A provision of a Senate budget bill that passed Thursday would -- if accepted by the House -- require the Maryland Transit Administration to raise fares on its core services in Baltimore to keep pace with inflation.
The clause in the annual budget reconciliation bill would end the transit fare freeze on MTA bus, subway and light rail services that has prevailed for almost a decade. The base one-way fare for those services is $1.60.
A provision the Senate inserted into Gov. Martin O'Malley's original bill would require the MTA to adjust fares every other year, starting in the budget year beginning July 1, to account for increases in the Consumer Price Index over the previous two calendar years.

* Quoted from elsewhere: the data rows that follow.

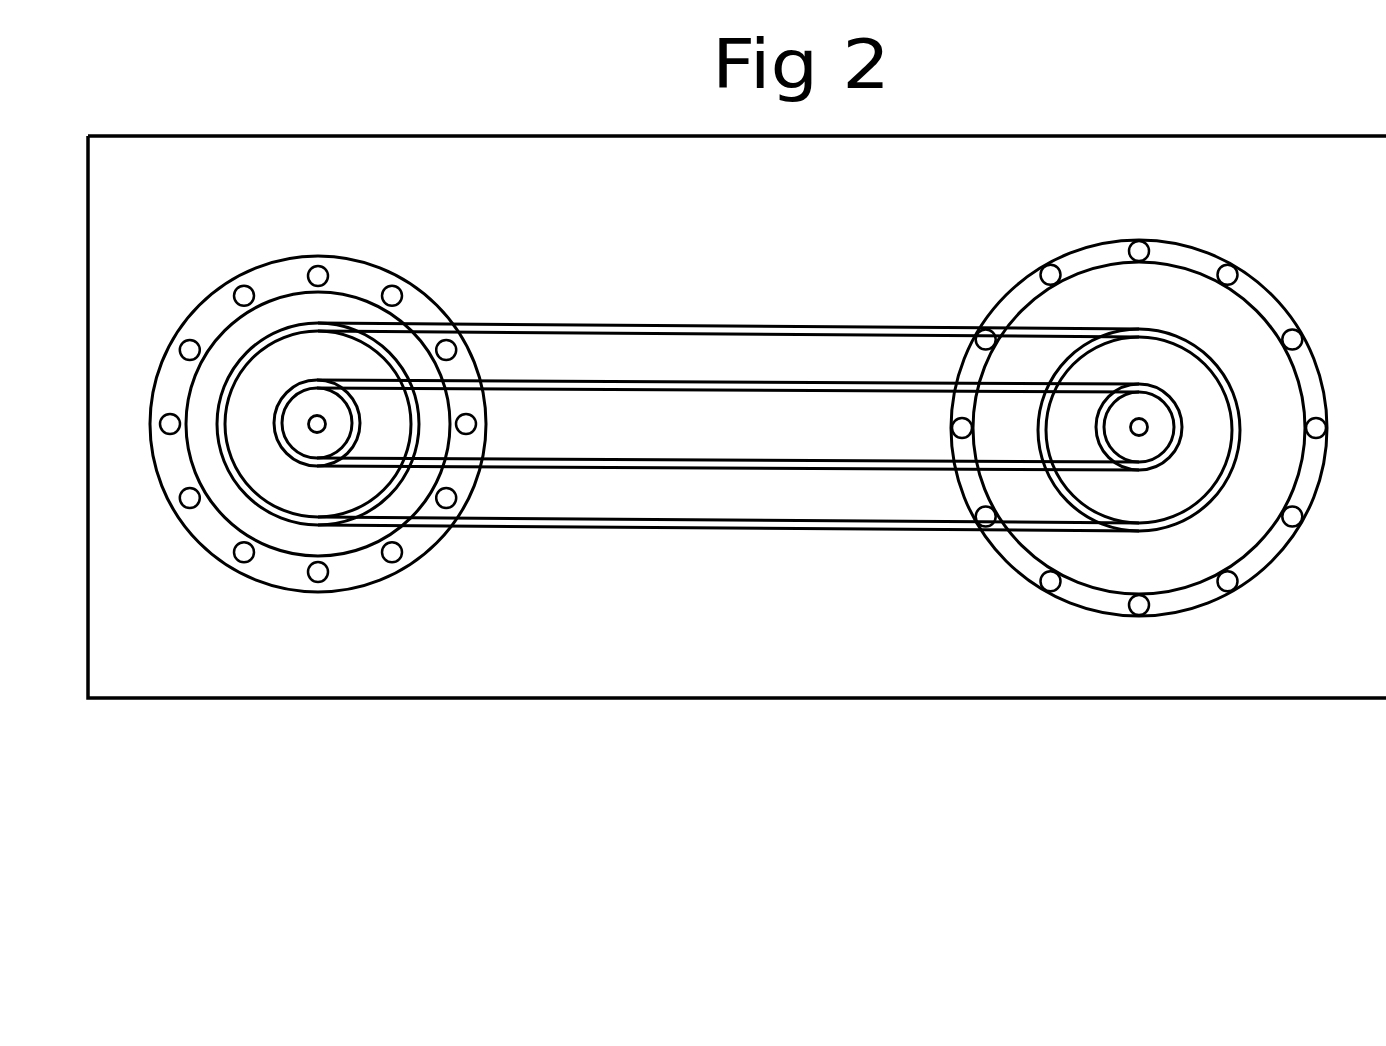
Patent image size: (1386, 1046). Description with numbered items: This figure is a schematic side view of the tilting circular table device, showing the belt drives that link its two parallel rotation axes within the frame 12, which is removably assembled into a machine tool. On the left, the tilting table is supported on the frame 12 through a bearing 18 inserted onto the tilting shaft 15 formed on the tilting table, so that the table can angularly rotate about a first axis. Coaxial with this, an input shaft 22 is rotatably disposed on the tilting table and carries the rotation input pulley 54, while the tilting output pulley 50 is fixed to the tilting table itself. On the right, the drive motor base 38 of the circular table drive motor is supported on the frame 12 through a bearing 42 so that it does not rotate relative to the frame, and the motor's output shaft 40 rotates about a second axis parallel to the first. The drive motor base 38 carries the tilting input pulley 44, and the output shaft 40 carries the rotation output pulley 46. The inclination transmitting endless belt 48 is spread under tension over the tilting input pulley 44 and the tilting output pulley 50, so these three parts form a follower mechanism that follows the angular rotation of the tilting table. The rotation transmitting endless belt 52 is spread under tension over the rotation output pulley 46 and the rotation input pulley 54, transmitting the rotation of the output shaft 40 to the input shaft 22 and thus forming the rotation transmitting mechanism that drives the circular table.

The frame 12 is at (318, 670).
The tilting shaft 15 is at (348, 537).
The bearing 18 is at (208, 537).
The input shaft 22 is at (310, 423).
The tilting output pulley 50 is at (295, 365).
The rotation input pulley 54 is at (305, 447).
The rotation transmitting endless belt 52 is at (605, 383).
The inclination transmitting endless belt 48 is at (668, 528).
The drive motor base 38 is at (1092, 567).
The bearing 42 is at (1255, 547).
The tilting input pulley 44 is at (1132, 350).
The rotation output pulley 46 is at (1145, 450).
The output shaft 40 is at (1144, 418).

According to Maryland Department of Transportation spokesman Jack Cahalan, if the CPI were to increase by 3 percent a year, that would bring an would translate into an increase of reoughly 10 cents with each readjustment. The result, he said, would be a fare of $1.70 in the 2013 budget year and $1.80 in 2015.

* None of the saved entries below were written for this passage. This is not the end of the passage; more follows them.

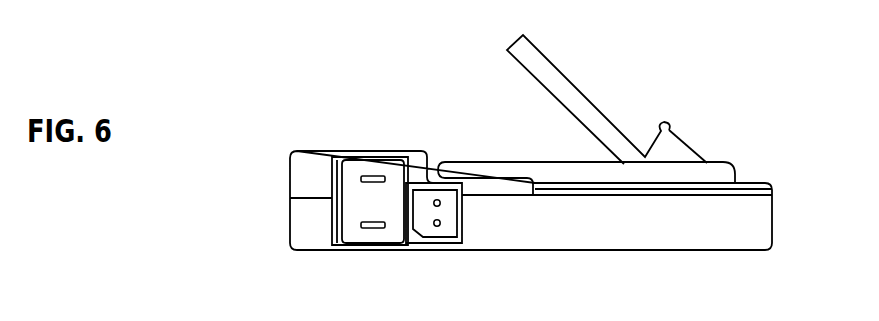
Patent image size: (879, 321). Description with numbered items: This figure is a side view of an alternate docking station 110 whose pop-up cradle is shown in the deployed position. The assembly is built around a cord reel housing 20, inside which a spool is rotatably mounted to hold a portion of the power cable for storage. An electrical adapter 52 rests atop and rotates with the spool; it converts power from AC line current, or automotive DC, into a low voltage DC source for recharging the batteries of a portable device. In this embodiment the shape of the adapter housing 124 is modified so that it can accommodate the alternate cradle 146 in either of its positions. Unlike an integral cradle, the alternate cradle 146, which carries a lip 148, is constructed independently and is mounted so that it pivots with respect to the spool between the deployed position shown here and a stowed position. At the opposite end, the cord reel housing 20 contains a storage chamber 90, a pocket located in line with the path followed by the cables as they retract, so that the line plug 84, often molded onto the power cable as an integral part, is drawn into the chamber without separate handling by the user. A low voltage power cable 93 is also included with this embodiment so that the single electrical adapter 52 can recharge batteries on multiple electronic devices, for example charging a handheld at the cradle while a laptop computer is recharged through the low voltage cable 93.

The alternate docking station 110 is at (267, 175).
The cord reel housing 20 is at (590, 223).
The electrical adapter 52 is at (715, 173).
The line plug 84 is at (357, 215).
The storage chamber 90 is at (415, 238).
The low voltage power cable 93 is at (442, 212).
The adapter housing 124 is at (573, 173).
The alternate cradle 146 is at (682, 152).
The lip 148 is at (668, 125).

Gov. Martin O'Malley said his administration opposes the increase because it conflicts with the state's goal of doubling transit use.
The General Assembly's budget committees in recent years have put pressure on the MTA to raise fares to recover a greater share of the state's spending on mass transit. In previous years, the legislature has made suggestions. This year, if the House concurs, it would be the law.